Nana points to the rise in house prices as an example of this: New Zealanders selling pre-existing houses to one another is not a productive use of capital; New Zealanders investing more in new builds, thus increasing the housing stock, is.
In a sentence, growing productivity is about working smarter, not harder.
Productivity is important, Nana says, because it expands choices and opportunities. We use our time and skills and labour more effectively, so we have more free time to enjoy, more choice of foods or leisure activities or options for entertainment.
The thing is, New Zealand's productivity growth is nothing special. In fact, among OECD countries, it's not flash at all - sitting about 40 percent below countries like the USA.
Finding out why, and recommending measures to government aimed at helping to turn that around, are two of Nana's chief jobs in his new role.
In May the Productivity Commission will release a new report looking at the subject of frontier firms - big, high-value, often high-tech companies at the cutting edge of their industries, vital because of their export potential.
Compared to other, comparable countries, like Denmark, Israel, or the Netherlands, New Zealand has relatively few frontier firms.
Nana says this is one area where we need to step up our game.
"New Zealand needs to export", he says.
"We need to earn foreign currency.

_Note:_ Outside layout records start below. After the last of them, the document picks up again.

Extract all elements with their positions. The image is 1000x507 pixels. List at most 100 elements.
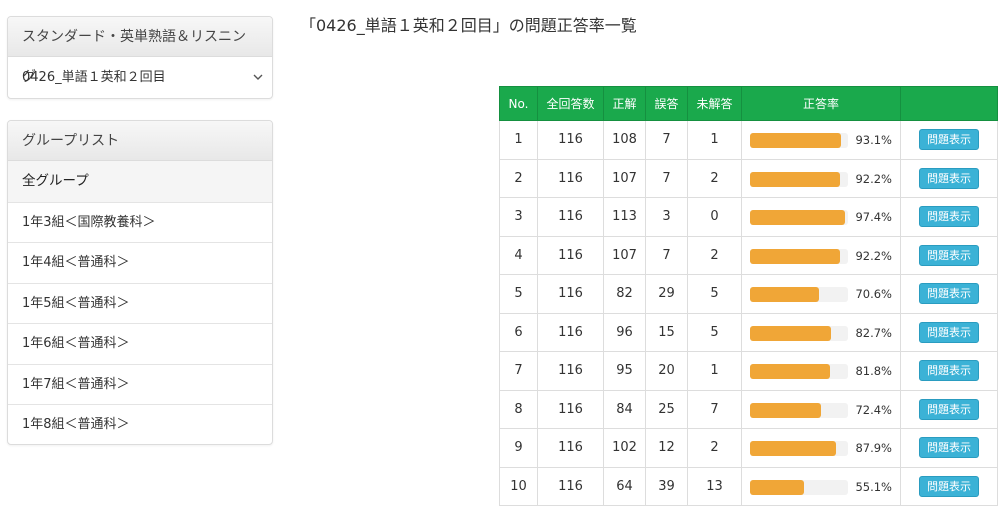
page-title: 「0426_単語１英和２回目」の問題正答率一覧 [300,16,637,35]
rate-percent-label: 92.2% [855,171,892,186]
show-question-button[interactable]: 問題表示 [919,360,979,382]
cell-action: 問題表示 [900,351,998,391]
show-question-button[interactable]: 問題表示 [919,321,979,343]
cell-wrong: 7 [645,235,688,275]
group-list-header: グループリスト [8,121,272,161]
cell-correct: 84 [603,389,646,429]
cell-correct: 107 [603,235,646,275]
cell-total: 116 [537,428,604,468]
group-item[interactable]: 1年4組＜普通科＞ [8,242,272,283]
show-question-button[interactable]: 問題表示 [919,437,979,459]
cell-action: 問題表示 [900,274,998,314]
rate-progress-fill [750,479,804,495]
cell-correct: 95 [603,351,646,391]
rate-progress-fill [750,402,821,418]
group-item[interactable]: 1年6組＜普通科＞ [8,323,272,364]
cell-correct: 102 [603,428,646,468]
rate-progress-fill [750,171,841,187]
cell-rate: 92.2% [741,158,901,198]
show-question-button[interactable]: 問題表示 [919,398,979,420]
cell-unanswered: 0 [687,197,742,237]
course-panel-header: スタンダード・英単熟語＆リスニング [8,17,272,85]
cell-unanswered: 5 [687,274,742,314]
group-list-panel: グループリスト 全グループ 1年3組＜国際教養科＞ 1年4組＜普通科＞ 1年5組＜普通… [7,120,273,445]
cell-correct: 96 [603,312,646,352]
cell-correct: 107 [603,158,646,198]
rate-progress-fill [750,133,842,148]
table-row: 1 116 108 7 1 93.1% 問題表示 [499,120,998,160]
show-question-button[interactable]: 問題表示 [919,167,979,189]
group-item[interactable]: 1年5組＜普通科＞ [8,282,272,324]
table-row: 10 116 64 39 13 55.1% 問題表示 [499,466,998,506]
show-question-button[interactable]: 問題表示 [919,244,979,266]
table-header-row: No. 全回答数 正解 誤答 未解答 正答率 [499,86,998,121]
header-rate: 正答率 [741,86,901,121]
show-question-button[interactable]: 問題表示 [919,206,979,228]
rate-progress-bar [750,210,848,225]
cell-unanswered: 5 [687,312,742,352]
rate-percent-label: 92.2% [855,248,892,263]
group-item[interactable]: 1年8組＜普通科＞ [8,404,272,445]
cell-rate: 82.7% [741,312,901,352]
group-item[interactable]: 1年7組＜普通科＞ [8,363,272,405]
rate-percent-label: 81.8% [855,364,892,378]
header-correct: 正解 [603,86,646,121]
cell-wrong: 12 [645,428,688,468]
rate-progress-fill [750,248,841,264]
rate-progress-bar [750,479,848,495]
cell-total: 116 [537,197,604,237]
header-wrong: 誤答 [645,86,688,121]
cell-action: 問題表示 [900,466,998,506]
cell-total: 116 [537,389,604,429]
table-row: 3 116 113 3 0 97.4% 問題表示 [499,197,998,237]
show-question-button[interactable]: 問題表示 [919,129,979,151]
cell-total: 116 [537,466,604,506]
rate-progress-bar [750,248,848,264]
rate-percent-label: 82.7% [855,325,892,340]
cell-unanswered: 13 [687,466,742,506]
test-select[interactable]: 0426_単語１英和２回目 [8,57,272,98]
cell-no: 6 [499,312,538,352]
table-row: 6 116 96 15 5 82.7% 問題表示 [499,312,998,352]
cell-correct: 113 [603,197,646,237]
results-table: No. 全回答数 正解 誤答 未解答 正答率 1 116 108 7 1 93.1% 問題表… [499,86,998,506]
cell-no: 9 [499,428,538,468]
cell-no: 5 [499,274,538,314]
cell-no: 2 [499,158,538,198]
cell-no: 7 [499,351,538,391]
cell-unanswered: 1 [687,351,742,391]
cell-rate: 81.8% [741,351,901,391]
header-total: 全回答数 [537,86,604,121]
rate-progress-fill [750,364,831,379]
rate-progress-bar [750,325,848,341]
show-question-button[interactable]: 問題表示 [919,475,979,497]
group-item[interactable]: 1年3組＜国際教養科＞ [8,201,272,243]
rate-progress-bar [750,171,848,187]
header-unanswered: 未解答 [687,86,742,121]
cell-action: 問題表示 [900,120,998,160]
cell-action: 問題表示 [900,389,998,429]
rate-percent-label: 97.4% [855,210,892,224]
group-item[interactable]: 全グループ [8,161,272,202]
cell-rate: 70.6% [741,274,901,314]
cell-total: 116 [537,120,604,160]
rate-progress-bar [750,364,848,379]
cell-no: 8 [499,389,538,429]
cell-no: 1 [499,120,538,160]
cell-action: 問題表示 [900,312,998,352]
cell-no: 4 [499,235,538,275]
rate-progress-fill [750,210,846,225]
rate-progress-fill [750,287,820,302]
cell-action: 問題表示 [900,197,998,237]
cell-unanswered: 1 [687,120,742,160]
cell-total: 116 [537,351,604,391]
cell-correct: 82 [603,274,646,314]
cell-total: 116 [537,158,604,198]
cell-wrong: 7 [645,120,688,160]
rate-percent-label: 70.6% [855,287,892,301]
cell-unanswered: 7 [687,389,742,429]
show-question-button[interactable]: 問題表示 [919,283,979,305]
chevron-down-icon [253,74,263,80]
table-row: 8 116 84 25 7 72.4% 問題表示 [499,389,998,429]
cell-unanswered: 2 [687,235,742,275]
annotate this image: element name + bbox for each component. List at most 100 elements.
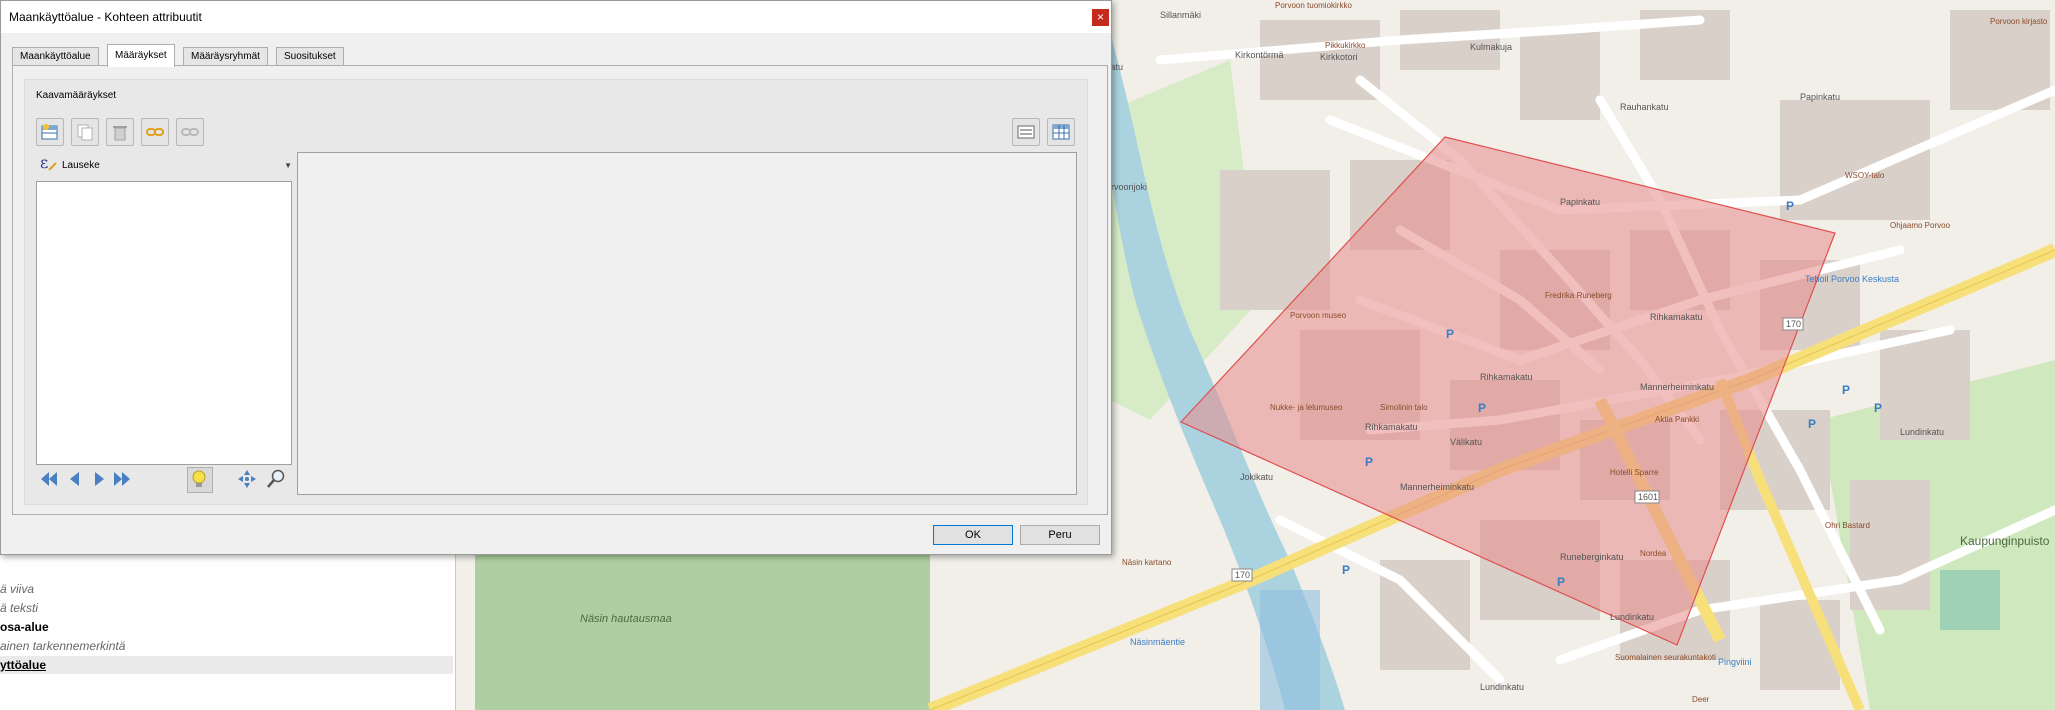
copy-feature-button[interactable] xyxy=(71,118,99,146)
parking-icon: P xyxy=(1557,575,1565,589)
first-icon xyxy=(41,472,57,486)
map-label-kaupunginpuisto: Kaupunginpuisto xyxy=(1960,534,2050,548)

And that's because we need to access those things that we can't produce here - whether it's x-ray machines, gadgets, or technology that we don't have here.
"We always have to export, and that's always been my maxim. To do that we need frontier firms. And we don't have many, that are out there, taking the world on.
"We need to have a lot more if we are to get back to those opportunities that, I know, many in my generation took for granted."